Is this on i386 or amd64? On amd64 those settings would spell disaster because you're not supposed to set vm.kmem_size* that low, in fact they should not be changed at all from the defaults autodetected by the kernel.


----------



## wildtollwut (Jun 29, 2012)

It's i386 unfortunately, because my low-profile server only has a 1.6 GHz Atom which doesn't support amd64.


----------



## kpa (Jun 29, 2012)

Have you recompiled the kernel with increased KVA_PAGES setting? As far as I know the maximum for vm.kmem_size_max is only 512MB with the stock i386 kernel.
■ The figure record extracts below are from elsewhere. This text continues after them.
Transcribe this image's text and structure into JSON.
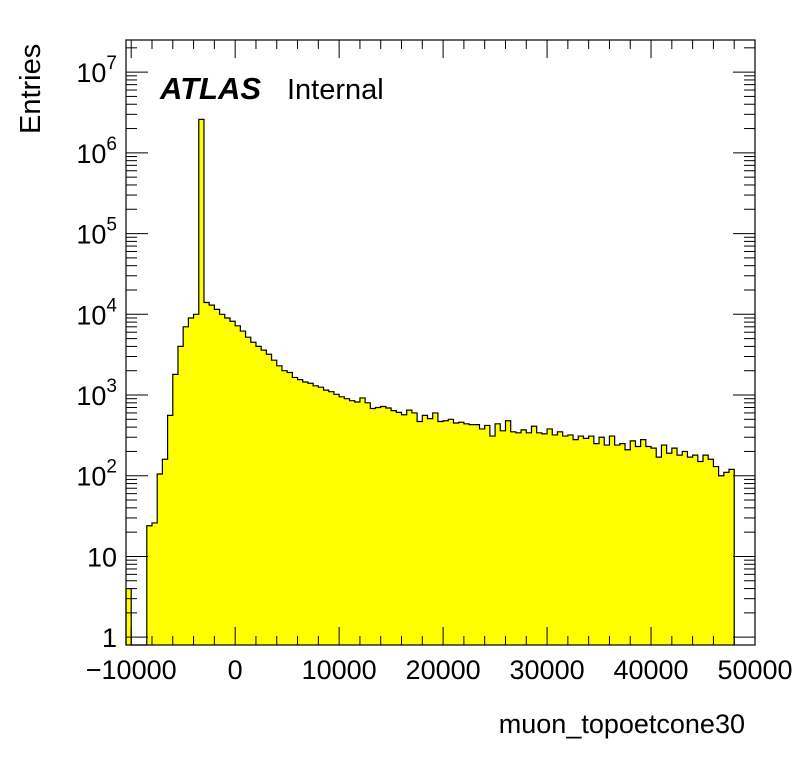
{
  "chart_data": {
    "type": "bar",
    "title": "",
    "xlabel": "muon_topoetcone30",
    "ylabel": "Entries",
    "xlim": [
      -10500,
      50000
    ],
    "ylim": [
      0.8,
      25000000
    ],
    "yscale": "log",
    "bin_width": 500,
    "bin_start": -10500,
    "fill_color": "#ffff00",
    "edge_color": "#000000",
    "annotations": {
      "experiment": "ATLAS",
      "status": "Internal"
    },
    "x_tick_labels": [
      "−10000",
      "0",
      "10000",
      "20000",
      "30000",
      "40000",
      "50000"
    ],
    "x_tick_values": [
      -10000,
      0,
      10000,
      20000,
      30000,
      40000,
      50000
    ],
    "y_tick_labels": [
      {
        "value": 1,
        "base": "1",
        "exp": ""
      },
      {
        "value": 10,
        "base": "10",
        "exp": ""
      },
      {
        "value": 100,
        "base": "10",
        "exp": "2"
      },
      {
        "value": 1000,
        "base": "10",
        "exp": "3"
      },
      {
        "value": 10000,
        "base": "10",
        "exp": "4"
      },
      {
        "value": 100000,
        "base": "10",
        "exp": "5"
      },
      {
        "value": 1000000,
        "base": "10",
        "exp": "6"
      },
      {
        "value": 10000000,
        "base": "10",
        "exp": "7"
      }
    ],
    "values": [
      4,
      0,
      0,
      0,
      24,
      26,
      105,
      160,
      560,
      1800,
      4000,
      7000,
      9000,
      10000,
      2600000,
      14000,
      13000,
      11500,
      10000,
      9000,
      8200,
      7200,
      6200,
      5200,
      4500,
      4000,
      3600,
      3200,
      2700,
      2300,
      2000,
      1900,
      1650,
      1550,
      1450,
      1400,
      1300,
      1250,
      1150,
      1100,
      1020,
      950,
      900,
      850,
      820,
      920,
      800,
      680,
      700,
      720,
      690,
      640,
      610,
      570,
      650,
      600,
      470,
      560,
      510,
      600,
      470,
      480,
      500,
      450,
      460,
      440,
      430,
      430,
      380,
      420,
      310,
      440,
      360,
      480,
      350,
      340,
      370,
      340,
      410,
      340,
      330,
      380,
      320,
      350,
      310,
      320,
      280,
      310,
      290,
      310,
      250,
      300,
      240,
      310,
      240,
      250,
      210,
      270,
      230,
      280,
      230,
      220,
      170,
      240,
      190,
      220,
      180,
      200,
      170,
      180,
      150,
      180,
      160,
      130,
      100,
      110,
      120
    ]
  }
}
http://wiki.freebsd.org/ZFSTuningGuide#i386


----------



## wildtollwut (Jun 30, 2012)

No, I didn't do that, since it worked fine with these settings under 8.0 to 8.2. I wasn't aware of this limitation - perhaps this mismatch is somehow a reason for my problem? Currently the system runs smooth without anything tuned - haven't done any disk-intensive copying tasks until now though. But as long as it works like now, I'm ok with it


----------



## kpa (Jun 30, 2012)

Last time I used ZFS on i386 setting vm.kmem_size_max higher than 512M on stock kernel resulted in non bootable system, that was with 8-STABLE I think. Set both vm.kmem_size  and  vm.kmem_size_max to 512M and it should work fine.


----------